The Wheatley Review, published on 28 September, calls for banks’ LIBOR submissions to be explicitly supported by actual transaction data, along with a new code of conduct over submissions to establish standards over the rate-setting process. That code of conduct will be drawn up by a new administrator who will take over from the British Bankers Association. Other measures include limiting the production of LIBOR to only those currencies and tenors where there is a liquid underlying market and encouraging more banks to participate in the LIBOR process to reduce the influence of any one bank in the calculation of the benchmark. The submission to, and administration of, LIBOR will also be regulated, and the regulator will have powers to pursue criminal sanctions where appropriate.
These recommendations are all positive. In a recent survey, CFA Institute members called for using actual transaction rates as the basis for determining LIBOR, along with stronger regulatory oversight allied with criminal sanctioning powers.
Closing the jurisdictional void over LIBOR is the most obvious step to strengthen investor and consumer protection, particularly through criminal sanctions which act as a credible deterrent to market abuse. More fundamentally, use of actual transaction rates will ensure that the reference rate is anchored in objective, transparent inputs, thereby minimizing the scope for discretion to influence the rate. This is a key step towards strengthening the credibility and robustness of the benchmark. LIBOR rates have become somewhat detached from market reality when one considers the stability of LIBOR relative to other market-based indicators of banks’ credit risk, such as credit default swaps.
So where does this leave us?

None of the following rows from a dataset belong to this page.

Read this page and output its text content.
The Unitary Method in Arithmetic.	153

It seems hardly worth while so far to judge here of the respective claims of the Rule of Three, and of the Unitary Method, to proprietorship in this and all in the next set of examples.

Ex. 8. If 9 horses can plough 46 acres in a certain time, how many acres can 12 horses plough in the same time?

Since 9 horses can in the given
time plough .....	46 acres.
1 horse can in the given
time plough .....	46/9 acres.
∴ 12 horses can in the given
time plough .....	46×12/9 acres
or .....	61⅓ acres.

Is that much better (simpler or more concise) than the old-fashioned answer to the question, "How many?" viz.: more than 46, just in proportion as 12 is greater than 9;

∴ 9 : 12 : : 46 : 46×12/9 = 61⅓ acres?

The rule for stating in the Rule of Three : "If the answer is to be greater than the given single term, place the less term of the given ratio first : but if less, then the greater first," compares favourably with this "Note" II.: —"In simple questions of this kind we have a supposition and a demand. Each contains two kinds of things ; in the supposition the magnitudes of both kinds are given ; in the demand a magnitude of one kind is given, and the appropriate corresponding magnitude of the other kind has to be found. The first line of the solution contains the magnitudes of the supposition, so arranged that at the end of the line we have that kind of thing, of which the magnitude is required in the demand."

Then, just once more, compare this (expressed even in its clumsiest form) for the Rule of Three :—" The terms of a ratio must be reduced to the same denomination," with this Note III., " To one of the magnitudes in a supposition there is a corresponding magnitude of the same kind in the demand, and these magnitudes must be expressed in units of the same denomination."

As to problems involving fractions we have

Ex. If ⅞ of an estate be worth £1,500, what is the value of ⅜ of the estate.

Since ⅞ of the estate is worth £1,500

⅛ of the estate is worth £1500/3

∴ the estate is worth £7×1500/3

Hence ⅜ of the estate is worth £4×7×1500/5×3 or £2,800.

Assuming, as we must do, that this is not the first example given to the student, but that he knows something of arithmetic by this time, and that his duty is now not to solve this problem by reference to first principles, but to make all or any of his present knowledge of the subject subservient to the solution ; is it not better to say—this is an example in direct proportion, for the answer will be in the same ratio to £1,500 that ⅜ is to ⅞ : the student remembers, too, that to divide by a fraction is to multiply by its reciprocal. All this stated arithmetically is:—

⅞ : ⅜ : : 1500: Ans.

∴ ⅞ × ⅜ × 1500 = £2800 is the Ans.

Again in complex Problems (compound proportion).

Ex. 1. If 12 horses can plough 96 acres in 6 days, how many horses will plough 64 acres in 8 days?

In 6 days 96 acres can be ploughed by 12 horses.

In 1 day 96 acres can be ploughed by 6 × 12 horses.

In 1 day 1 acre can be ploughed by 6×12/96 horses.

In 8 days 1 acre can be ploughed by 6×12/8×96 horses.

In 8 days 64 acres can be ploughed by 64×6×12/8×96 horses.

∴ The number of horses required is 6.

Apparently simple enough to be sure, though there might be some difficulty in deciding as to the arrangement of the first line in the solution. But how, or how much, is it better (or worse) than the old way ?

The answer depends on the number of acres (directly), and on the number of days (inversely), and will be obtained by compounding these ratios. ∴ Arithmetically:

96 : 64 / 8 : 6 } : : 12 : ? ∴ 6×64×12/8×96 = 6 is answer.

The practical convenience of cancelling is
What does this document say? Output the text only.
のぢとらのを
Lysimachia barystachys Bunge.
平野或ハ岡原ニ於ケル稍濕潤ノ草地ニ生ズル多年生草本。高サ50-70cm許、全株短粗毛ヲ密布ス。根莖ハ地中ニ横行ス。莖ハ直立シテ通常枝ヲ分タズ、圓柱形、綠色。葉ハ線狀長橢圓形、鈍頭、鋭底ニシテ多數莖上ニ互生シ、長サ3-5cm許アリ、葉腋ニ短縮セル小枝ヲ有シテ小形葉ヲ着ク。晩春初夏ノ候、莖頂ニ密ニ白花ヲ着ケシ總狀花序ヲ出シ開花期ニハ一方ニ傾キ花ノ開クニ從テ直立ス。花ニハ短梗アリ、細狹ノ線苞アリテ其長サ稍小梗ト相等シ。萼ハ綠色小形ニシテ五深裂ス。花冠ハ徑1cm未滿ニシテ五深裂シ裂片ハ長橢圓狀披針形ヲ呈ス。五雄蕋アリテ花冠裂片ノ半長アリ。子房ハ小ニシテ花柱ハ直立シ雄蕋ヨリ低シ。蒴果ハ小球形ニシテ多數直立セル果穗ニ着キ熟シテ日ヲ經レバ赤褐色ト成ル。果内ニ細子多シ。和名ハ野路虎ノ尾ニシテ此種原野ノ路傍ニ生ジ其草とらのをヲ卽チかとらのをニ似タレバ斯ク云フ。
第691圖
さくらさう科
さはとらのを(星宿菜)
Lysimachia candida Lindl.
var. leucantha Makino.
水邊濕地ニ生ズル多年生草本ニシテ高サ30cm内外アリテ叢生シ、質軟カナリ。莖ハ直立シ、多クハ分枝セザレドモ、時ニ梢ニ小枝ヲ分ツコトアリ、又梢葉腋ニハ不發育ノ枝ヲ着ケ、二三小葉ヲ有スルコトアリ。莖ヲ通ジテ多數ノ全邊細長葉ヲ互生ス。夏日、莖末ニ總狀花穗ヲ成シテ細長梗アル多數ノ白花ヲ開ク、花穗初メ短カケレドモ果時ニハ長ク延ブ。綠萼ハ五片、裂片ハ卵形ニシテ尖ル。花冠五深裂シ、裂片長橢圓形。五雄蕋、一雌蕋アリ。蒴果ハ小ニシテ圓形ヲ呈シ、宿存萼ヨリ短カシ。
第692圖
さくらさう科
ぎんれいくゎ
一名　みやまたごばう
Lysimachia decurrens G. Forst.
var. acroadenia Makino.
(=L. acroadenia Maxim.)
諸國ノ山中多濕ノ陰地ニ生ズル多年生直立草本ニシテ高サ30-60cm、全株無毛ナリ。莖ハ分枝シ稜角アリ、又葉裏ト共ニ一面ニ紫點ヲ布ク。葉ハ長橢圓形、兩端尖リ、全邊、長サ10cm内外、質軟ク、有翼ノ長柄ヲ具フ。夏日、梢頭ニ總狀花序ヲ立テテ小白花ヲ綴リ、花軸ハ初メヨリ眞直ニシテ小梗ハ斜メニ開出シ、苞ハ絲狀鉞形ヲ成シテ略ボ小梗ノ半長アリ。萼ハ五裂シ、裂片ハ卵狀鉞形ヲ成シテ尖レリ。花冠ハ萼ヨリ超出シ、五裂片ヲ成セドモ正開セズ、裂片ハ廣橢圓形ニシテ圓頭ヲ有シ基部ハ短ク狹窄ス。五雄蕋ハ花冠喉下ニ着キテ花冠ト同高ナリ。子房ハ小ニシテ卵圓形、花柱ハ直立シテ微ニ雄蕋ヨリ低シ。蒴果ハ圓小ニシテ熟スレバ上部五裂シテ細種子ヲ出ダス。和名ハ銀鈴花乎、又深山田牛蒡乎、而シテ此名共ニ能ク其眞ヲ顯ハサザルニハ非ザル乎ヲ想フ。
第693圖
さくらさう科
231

The Wheatley Review is not the end of the chapter. The European Parliament has been updating its market abuse legislation to define manipulation (actual or attempted) of benchmarks explicitly as a form of market abuse. Meanwhile, the European Commission has launched a public consultation, which closes at the end of November, to examine the production and use of indices serving as benchmarks in financial contracts. This could lead to the creation of a holistic legislative framework for all financial benchmarks and indices. And the International Organization of Securities Commissions (IOSCO) is also in the process of establishing global principles and best practices for the production and use of benchmarks, an initiative co-chaired by Martin Wheatley from the U.K. FSA (and also chair of the Wheatley Review) and Gary Gensler from the U.S. CFTC. The IOSCO initiative is welcomed — 89% of CFA Institute members surveyed agreed that a global framework of key principles or best practices should be developed for internationally used benchmarks.
It has taken a long time since allegations of LIBOR manipulation first surfaced over four years ago, but global regulators finally seem to be giving this issue the attention it deserves. Let’s hope these initiatives keep the lurid headlines at bay.